Как вам объяснить, чтобы вы поняли? Чтобы перестали приплетать Моисея и всех приснопамятных скитальцев. Те были вознаграждены за свою крепкую веру, они получали защиту и манну небесную. А мы шли, и шли, и шли. Ничего, кроме песка и редкой растительности.
Не таким долгим оказался наш путь от Ташкента до Бухары, да. Но расколотые, лишившиеся братьев своих, мы все были уже будто не целые, не такие устойчивые. Я видел, что взрослые тоже чувствуют это. Матушка часто при внезапной надобности оборачивалась в поисках повозки соседей наших, но не находила ее. Краснела, принималась рассеянно разглядывать свои ладони, как открытый молитвенник. Иногда казалось, что под ногами нет больше твердой земли. Задремав в телеге, я терялся во снах, где шагал прямиком по водной зыби или балансировал на канате, как базарный скоморох.
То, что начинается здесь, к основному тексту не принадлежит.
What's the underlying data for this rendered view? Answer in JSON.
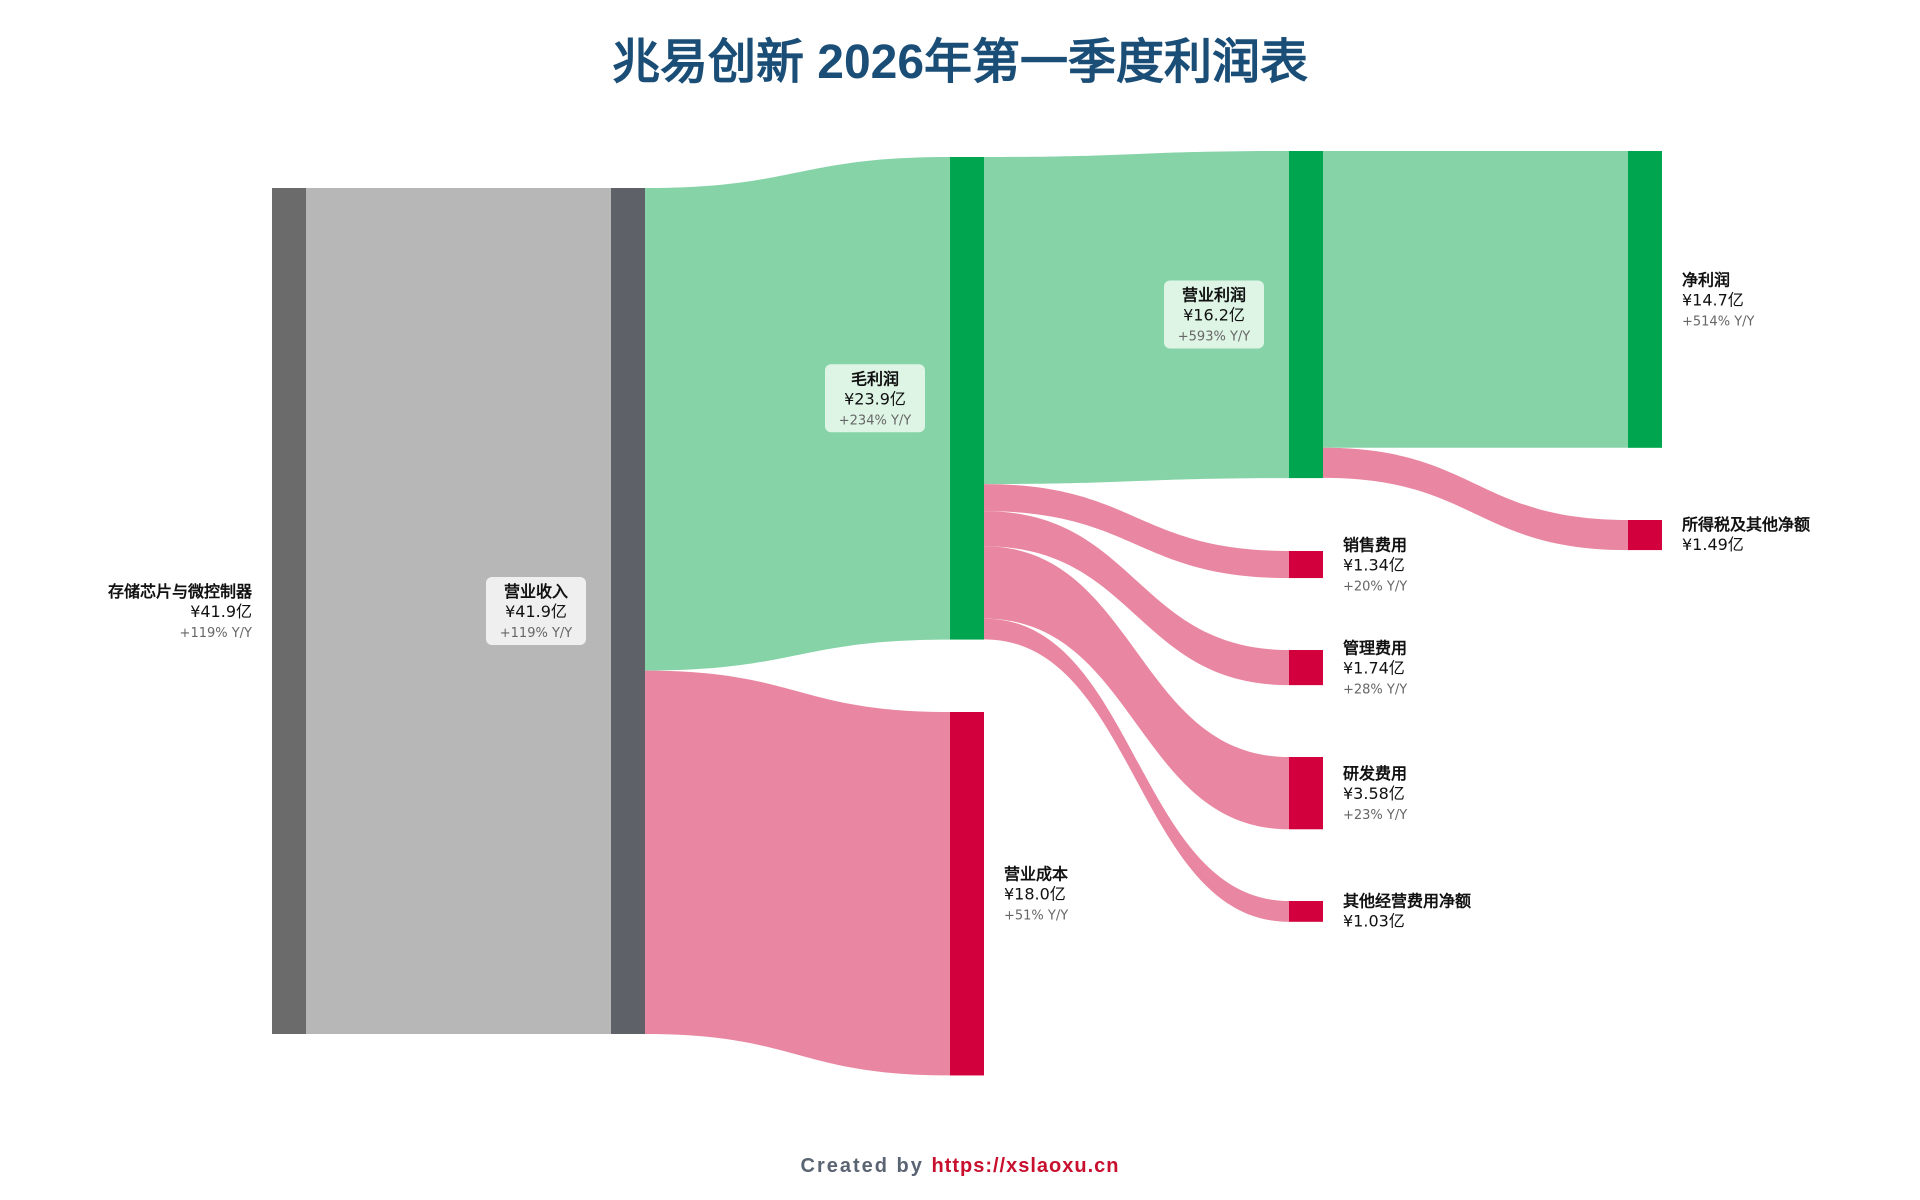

Но все так же твердо видели мы в Бухаре избавление, конец странствия и место встречи с Господом нашим. На собраниях отцы улыбались друг другу, и улыбки эти придавали крепости духа всем остальным. Только мой отец будто не замечал хода дней и повозок. Всегда, каждую минуту своего бодрствования он из рук не выпускал зубила, стамески или кисти. Он и меня пытался заставить работать во время движения каравана, но рука моя, такая твердая раньше, отскакивала на кочках, давала обидные осечки. Поняв это, отец перестал настаивать и велел работать только во время привалов. Готовые изделия мы предлагали попутным и встречным людям. Шкатулки, расписные доски брали редко, и они продолжали копиться в мешке в углу телеги. Но отец все равно не позволял мне вовсе оставлять занятий и, как коршун, следил за мной и моей работой. По прибытии в Самарканд – недолгую остановку возле самой границы с Бухарским эмиратом – он даже освободил меня от дел, связанных с обустройством временного нашего дома под крышей дома гостеприимного торговца бараниной. Вместо этого я должен был отрабатывать приемы владения кистью, и это утомительное занятие на несколько дней выбило меня из жизни общины. К тому же, как мне тогда казалось, одежда моя пропахла кровью и шкурами, отчего я только больше стремился вперед. Так что когда наконец было дано указание отправляться дальше для перехода границы, я радовался ему, как пасхальным гимнам. И радость эту я чувствовал тогда во всем: в складках песчаных дюн, на мордах лошадей, в каждом узелке связанной матушкой новой скатерти для семейного обеденного стола в доме, который не был пока еще даже заложен.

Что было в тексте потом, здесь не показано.